Prolonged Reasoning Is Not All You Need: Certainty-Based Adaptive Routing for Efficient LLM/MLLM Reasoning
Jinghui Lu, Haiyang Yu, Siliang Xu, Shiwei Ran, Guozhi Tang, Siqi Wang, Bin Shan, Teng Fu, Hao Feng, Jingqun Tang, Han Wang, Can Huang
TL;DR
Prolonged chain-of-thought is not universally beneficial; the authors introduce Certainty-based Adaptive Reasoning (CAR), which uses perplexity-based confidence estimates to decide whether to produce a short answer or invoke long-form reasoning. CAR trains models to generate both response types and models PPL distributions for correct vs incorrect short answers, applying Bayes’ decision rule to route inference. Empirical results across multimodal VQA/KIE and textual reasoning tasks show CAR achieves higher accuracy than both purely short-answer and purely long-form approaches while dramatically reducing token usage, outperforming existing token-reduction baselines. The work offers a practical, adaptive framework to balance accuracy and efficiency in LLM/MLLM reasoning with potential for synergy with other efficiency techniques.
Abstract
Recent advancements in reasoning have significantly enhanced the capabilities of Large Language Models (LLMs) and Multimodal Large Language Models (MLLMs) across diverse tasks.
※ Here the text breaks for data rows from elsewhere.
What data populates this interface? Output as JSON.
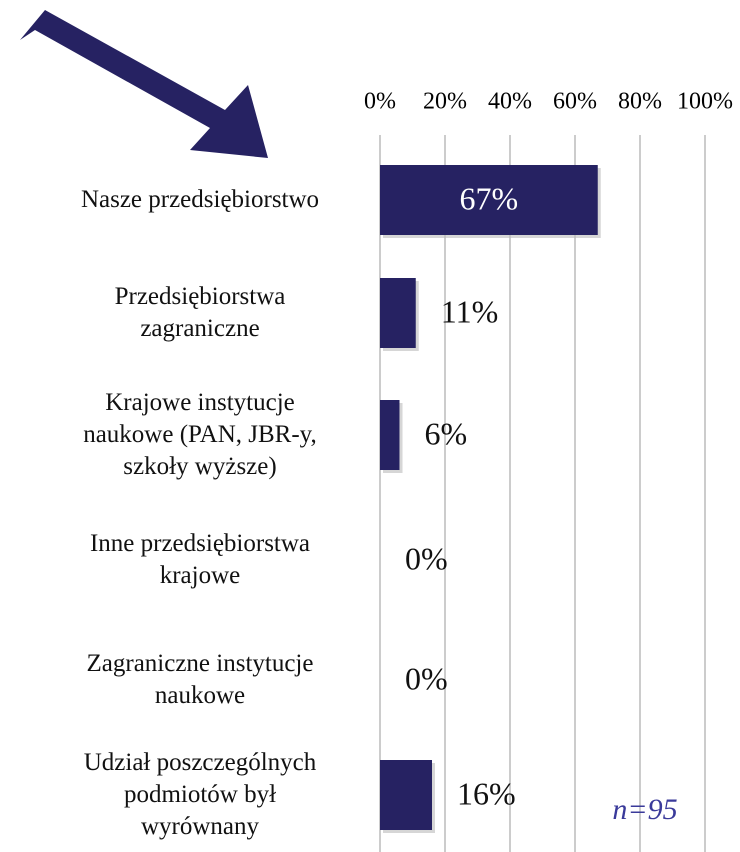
{
  "chart_data": {
    "type": "barh",
    "categories": [
      "Nasze przedsiębiorstwo",
      "Przedsiębiorstwa\nzagraniczne",
      "Krajowe instytucje\nnaukowe (PAN, JBR-y,\nszkoły wyższe)",
      "Inne przedsiębiorstwa\nkrajowe",
      "Zagraniczne instytucje\nnaukowe",
      "Udział poszczególnych\npodmiotów był\nwyrównany"
    ],
    "values": [
      67,
      11,
      6,
      0,
      0,
      16
    ],
    "value_labels": [
      "67%",
      "11%",
      "6%",
      "0%",
      "0%",
      "16%"
    ],
    "color": "#262262",
    "xlim": [
      0,
      100
    ],
    "xticks": [
      {
        "value": 0,
        "label": "0%"
      },
      {
        "value": 20,
        "label": "20%"
      },
      {
        "value": 40,
        "label": "40%"
      },
      {
        "value": 60,
        "label": "60%"
      },
      {
        "value": 80,
        "label": "80%"
      },
      {
        "value": 100,
        "label": "100%"
      }
    ],
    "grid": true,
    "annotation": "n=95"
  }
}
However, excessive reliance on chain-of-thought (CoT) reasoning can impair model performance and brings unnecessarily lengthened outputs, reducing efficiency. Our work reveals that prolonged reasoning does not universally improve accuracy and even degrade performance on simpler tasks. To address this, we propose Certainty-based Adaptive Reasoning (CAR), a novel framework that dynamically switches between short answers and long-form reasoning based on the model perplexity. CAR first generates a short answer and evaluates its perplexity, triggering reasoning only when the model exhibits low confidence (i.e., high perplexity). Experiments across diverse multimodal VQA/KIE benchmarks and text reasoning datasets show that CAR outperforms both short-answer and long-form reasoning approaches, striking an optimal balance between accuracy and efficiency.